Y ya sé lo que me van a decir de inmediato: «se podrá decir cualquier cosa de los comunistas, desde que sean unos reverendos hijos de mil (¡censurado!) en adelante, menos que puedan ser unos absolutos imbéciles». Bueno… todo el mundo tiene derecho a expresar y sostener su propia opinión, pero les diré algo al respecto: esa presunta «inteligencia» de los comunistas es un mito tan absurdo como aquella enloquecida especie de que las tortugas podían embarazarse con la mirada… ¿Quién ha dicho, hasta la saciedad, que los comunistas son todos inteligentes, todos genios…? Pues, les informo: ¡los mismos comunistas se la han pasado diciéndolo y diciéndolo, hasta la saciedad! En la práctica, los comunistas pueden ser —y en la práctica, lo son— tan imbéciles y cretinos como el más excelso de los obtusos. Porque: si no fueran otra cosa que una partida de cretinos sosteniendo una serie de ideas aberrantes embutidas en una asquerosa doctrina de odio y resentimiento, su máxima creación socio-política, la Unión Soviética, hubiera sido un éxito rutilante en lugar de haber sido lo que realmente fue: un descomunal, estrepitoso y rotundo fracaso.

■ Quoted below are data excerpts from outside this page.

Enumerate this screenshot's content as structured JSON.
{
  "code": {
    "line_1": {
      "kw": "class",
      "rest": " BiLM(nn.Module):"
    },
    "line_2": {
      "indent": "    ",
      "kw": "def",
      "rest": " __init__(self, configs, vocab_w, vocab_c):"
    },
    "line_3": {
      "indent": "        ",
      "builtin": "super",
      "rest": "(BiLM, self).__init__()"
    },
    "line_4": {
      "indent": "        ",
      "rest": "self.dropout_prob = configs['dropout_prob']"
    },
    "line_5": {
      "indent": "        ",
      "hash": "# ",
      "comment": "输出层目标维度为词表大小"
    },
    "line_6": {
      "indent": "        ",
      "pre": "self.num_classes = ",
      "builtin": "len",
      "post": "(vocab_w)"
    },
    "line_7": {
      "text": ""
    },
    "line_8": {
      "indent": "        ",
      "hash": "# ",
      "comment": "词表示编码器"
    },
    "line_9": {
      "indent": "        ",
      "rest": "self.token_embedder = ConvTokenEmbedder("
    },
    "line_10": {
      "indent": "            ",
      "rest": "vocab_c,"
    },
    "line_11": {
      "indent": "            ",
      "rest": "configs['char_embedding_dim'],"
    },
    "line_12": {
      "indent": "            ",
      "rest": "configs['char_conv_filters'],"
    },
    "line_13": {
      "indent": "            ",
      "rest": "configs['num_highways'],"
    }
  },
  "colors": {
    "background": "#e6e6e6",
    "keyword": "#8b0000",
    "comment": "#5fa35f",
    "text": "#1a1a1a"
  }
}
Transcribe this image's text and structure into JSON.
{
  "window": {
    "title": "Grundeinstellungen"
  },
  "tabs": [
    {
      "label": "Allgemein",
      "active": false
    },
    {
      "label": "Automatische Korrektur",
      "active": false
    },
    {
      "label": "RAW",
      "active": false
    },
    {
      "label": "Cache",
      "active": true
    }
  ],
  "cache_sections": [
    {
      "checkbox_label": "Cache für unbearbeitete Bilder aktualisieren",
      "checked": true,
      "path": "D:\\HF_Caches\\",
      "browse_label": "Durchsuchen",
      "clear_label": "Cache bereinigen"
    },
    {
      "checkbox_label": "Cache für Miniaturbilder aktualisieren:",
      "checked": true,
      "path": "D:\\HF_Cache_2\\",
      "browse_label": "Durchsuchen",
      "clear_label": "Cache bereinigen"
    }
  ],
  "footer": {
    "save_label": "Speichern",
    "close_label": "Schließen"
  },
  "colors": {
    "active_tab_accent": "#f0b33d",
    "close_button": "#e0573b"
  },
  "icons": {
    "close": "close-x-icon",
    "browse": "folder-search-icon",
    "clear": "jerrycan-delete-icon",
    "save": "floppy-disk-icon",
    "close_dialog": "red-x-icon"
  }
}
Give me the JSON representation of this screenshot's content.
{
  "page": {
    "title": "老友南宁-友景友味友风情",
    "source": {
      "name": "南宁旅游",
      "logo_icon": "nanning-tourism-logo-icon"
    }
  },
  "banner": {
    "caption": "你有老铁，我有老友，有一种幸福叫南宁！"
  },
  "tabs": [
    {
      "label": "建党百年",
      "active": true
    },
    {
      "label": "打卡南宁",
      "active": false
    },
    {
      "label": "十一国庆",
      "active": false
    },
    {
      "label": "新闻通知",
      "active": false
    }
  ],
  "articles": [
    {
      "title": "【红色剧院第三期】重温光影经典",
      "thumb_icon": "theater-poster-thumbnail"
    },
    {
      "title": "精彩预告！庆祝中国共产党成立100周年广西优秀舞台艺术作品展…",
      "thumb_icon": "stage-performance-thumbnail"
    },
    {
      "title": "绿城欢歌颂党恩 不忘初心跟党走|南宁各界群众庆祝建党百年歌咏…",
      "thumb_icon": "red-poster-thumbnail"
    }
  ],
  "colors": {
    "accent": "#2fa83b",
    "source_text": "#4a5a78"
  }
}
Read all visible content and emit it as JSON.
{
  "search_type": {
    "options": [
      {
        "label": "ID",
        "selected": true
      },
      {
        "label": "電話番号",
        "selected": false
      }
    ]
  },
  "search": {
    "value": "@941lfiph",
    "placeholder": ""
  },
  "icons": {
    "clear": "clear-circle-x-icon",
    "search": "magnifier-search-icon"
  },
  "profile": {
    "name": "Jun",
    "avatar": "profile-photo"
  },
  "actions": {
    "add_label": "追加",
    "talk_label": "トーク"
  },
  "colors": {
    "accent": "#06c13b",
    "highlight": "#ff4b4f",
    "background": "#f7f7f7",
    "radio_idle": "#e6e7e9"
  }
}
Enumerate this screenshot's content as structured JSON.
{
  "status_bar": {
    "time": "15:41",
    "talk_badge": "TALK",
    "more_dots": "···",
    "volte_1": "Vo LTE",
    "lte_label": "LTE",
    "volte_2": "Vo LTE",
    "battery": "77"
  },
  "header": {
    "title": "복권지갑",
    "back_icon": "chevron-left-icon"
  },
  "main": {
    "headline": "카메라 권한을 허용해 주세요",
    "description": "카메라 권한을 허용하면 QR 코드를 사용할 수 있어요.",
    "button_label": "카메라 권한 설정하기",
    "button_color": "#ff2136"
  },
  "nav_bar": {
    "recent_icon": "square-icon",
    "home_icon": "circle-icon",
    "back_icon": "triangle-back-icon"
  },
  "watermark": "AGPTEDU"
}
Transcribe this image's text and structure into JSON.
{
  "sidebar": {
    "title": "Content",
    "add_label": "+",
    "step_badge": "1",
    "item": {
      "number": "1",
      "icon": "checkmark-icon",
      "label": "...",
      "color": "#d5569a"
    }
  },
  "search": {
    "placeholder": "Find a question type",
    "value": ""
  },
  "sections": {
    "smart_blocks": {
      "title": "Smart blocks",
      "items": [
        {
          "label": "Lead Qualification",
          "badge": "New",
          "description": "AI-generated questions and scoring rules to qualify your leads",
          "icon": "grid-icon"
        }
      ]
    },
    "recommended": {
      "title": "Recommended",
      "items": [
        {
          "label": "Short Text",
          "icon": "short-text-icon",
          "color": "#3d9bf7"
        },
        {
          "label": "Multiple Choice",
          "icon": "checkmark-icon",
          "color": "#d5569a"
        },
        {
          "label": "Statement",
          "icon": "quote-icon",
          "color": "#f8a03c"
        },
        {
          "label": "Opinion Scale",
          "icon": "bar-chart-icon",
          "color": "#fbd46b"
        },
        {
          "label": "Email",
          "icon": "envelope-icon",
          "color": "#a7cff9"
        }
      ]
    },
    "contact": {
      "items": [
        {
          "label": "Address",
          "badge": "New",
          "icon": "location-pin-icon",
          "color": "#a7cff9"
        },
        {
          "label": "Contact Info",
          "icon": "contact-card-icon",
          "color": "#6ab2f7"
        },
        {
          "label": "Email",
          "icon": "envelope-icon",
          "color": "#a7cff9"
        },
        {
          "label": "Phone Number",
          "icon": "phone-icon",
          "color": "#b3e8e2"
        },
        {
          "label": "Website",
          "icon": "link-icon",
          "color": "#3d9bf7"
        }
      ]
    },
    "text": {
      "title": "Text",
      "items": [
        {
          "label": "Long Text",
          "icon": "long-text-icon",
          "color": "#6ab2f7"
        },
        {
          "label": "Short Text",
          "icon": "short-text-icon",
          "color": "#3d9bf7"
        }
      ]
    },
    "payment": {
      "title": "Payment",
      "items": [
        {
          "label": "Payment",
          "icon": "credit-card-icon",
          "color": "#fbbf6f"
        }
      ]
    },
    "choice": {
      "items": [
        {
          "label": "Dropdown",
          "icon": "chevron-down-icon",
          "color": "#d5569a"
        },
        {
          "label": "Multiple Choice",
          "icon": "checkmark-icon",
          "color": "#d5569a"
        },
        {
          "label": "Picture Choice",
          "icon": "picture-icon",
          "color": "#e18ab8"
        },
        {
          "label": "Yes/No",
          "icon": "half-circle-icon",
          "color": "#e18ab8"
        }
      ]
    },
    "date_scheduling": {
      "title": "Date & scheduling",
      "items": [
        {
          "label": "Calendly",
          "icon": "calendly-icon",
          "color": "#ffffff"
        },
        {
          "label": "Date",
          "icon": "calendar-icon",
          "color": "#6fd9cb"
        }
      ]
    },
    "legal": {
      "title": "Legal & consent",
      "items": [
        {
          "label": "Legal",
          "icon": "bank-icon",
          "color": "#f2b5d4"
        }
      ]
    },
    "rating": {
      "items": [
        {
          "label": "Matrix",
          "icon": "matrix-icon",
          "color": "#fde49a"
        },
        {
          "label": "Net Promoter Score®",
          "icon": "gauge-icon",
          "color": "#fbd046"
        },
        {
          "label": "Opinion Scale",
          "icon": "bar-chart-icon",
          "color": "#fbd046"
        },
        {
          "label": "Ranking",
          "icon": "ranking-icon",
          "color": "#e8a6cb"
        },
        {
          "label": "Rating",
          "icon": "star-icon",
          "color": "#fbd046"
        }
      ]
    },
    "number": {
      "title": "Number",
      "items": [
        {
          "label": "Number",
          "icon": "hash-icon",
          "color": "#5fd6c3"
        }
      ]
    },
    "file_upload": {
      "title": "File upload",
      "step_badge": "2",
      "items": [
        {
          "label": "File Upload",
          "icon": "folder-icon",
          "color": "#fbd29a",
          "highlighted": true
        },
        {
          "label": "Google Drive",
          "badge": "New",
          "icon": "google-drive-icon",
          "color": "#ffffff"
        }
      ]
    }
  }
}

Por supuesto: ya sé que la cantaleta oficial del comunismo, los comunistas, los pro-comunistas y los cripto-comunistas es una copia de los lloriqueos del sátrapa Fidel Castro: «La URSS fracasó porque la conspiración capitalista y los bloqueos económicos del capitalismo la hicieron fracasar»… Pero, ¡hay flor… Cuidado que te machuco! ¿Cuán enorme habrá sido esa conspiración del capitalismo salvaje? La URSS tuvo un territorio de 22.500.000 (la sexta parte de las tierras emergidas del planeta) y 74 años para probar, fehacientemente, la tan cacareada superioridad del comunismo sobre el capitalismo, la democracia y la libre empresa. Y tuvo un montón de satélites para apoyarla en esa demencial empresa: China, Cuba, Polonia, Rumania, Yugoslavia, Hungría, Checoslovaquia, Bulgaria, Estonia, Letonia, Lituania, Vietnam, Corea del Norte… Y un montón de países adheridos, como la Libia de Khadaffi y el Egipto de Nasser… En realidad, el comunismo se ahogó con la soga de su propia ineficacia, su propia incapacidad, su propia inhumanidad, su propia enjundia liberticida y la impotente irrealidad de sus enloquecidas recetas. Pero de ahí, nada más. Tan claro como el agua. Y todo lo que puedan alegar al respecto, serán tan sólo puras pamplinas.
En consecuencia, el partido socialista de Uruguay debería reconsiderar la clase de «socialista» que han llevado a integrar el Gabinete del presidente Vázquez. Y si el partido socialista sigue siendo digno de tal nombre y sigue siendo integrado por verdaderos socialistas —y no socialistas de utilería o mentirijillas, como es el señor Gargano—, debería expulsar a tal individuo, no sólo de sus filas, sino también de las del gobierno. En cuanto a ese comunista disfrazado de socialista que opera actualmente como canciller uruguayo sería inútil sugerirle que, siquiera por un mínimo atisbo de dignidad, renuncie a su cargo. Porque tipos como ése carecen de dignidad. Nunca la han conocido y jamás llegarán siquiera a sospecharla. En realidad, si bien es cierto que el individuo de marras está figurando como funcionario del gobierno uruguayo y como miembro del gabinete de Tabaré Vázquez, en la práctica se está realmente comportando como un fiel faderillo (ciertamente bien rentado con petrodólares) del enajenado presidente marxista-narcisista de Venezuela, el tenebroso Hugo Chávez.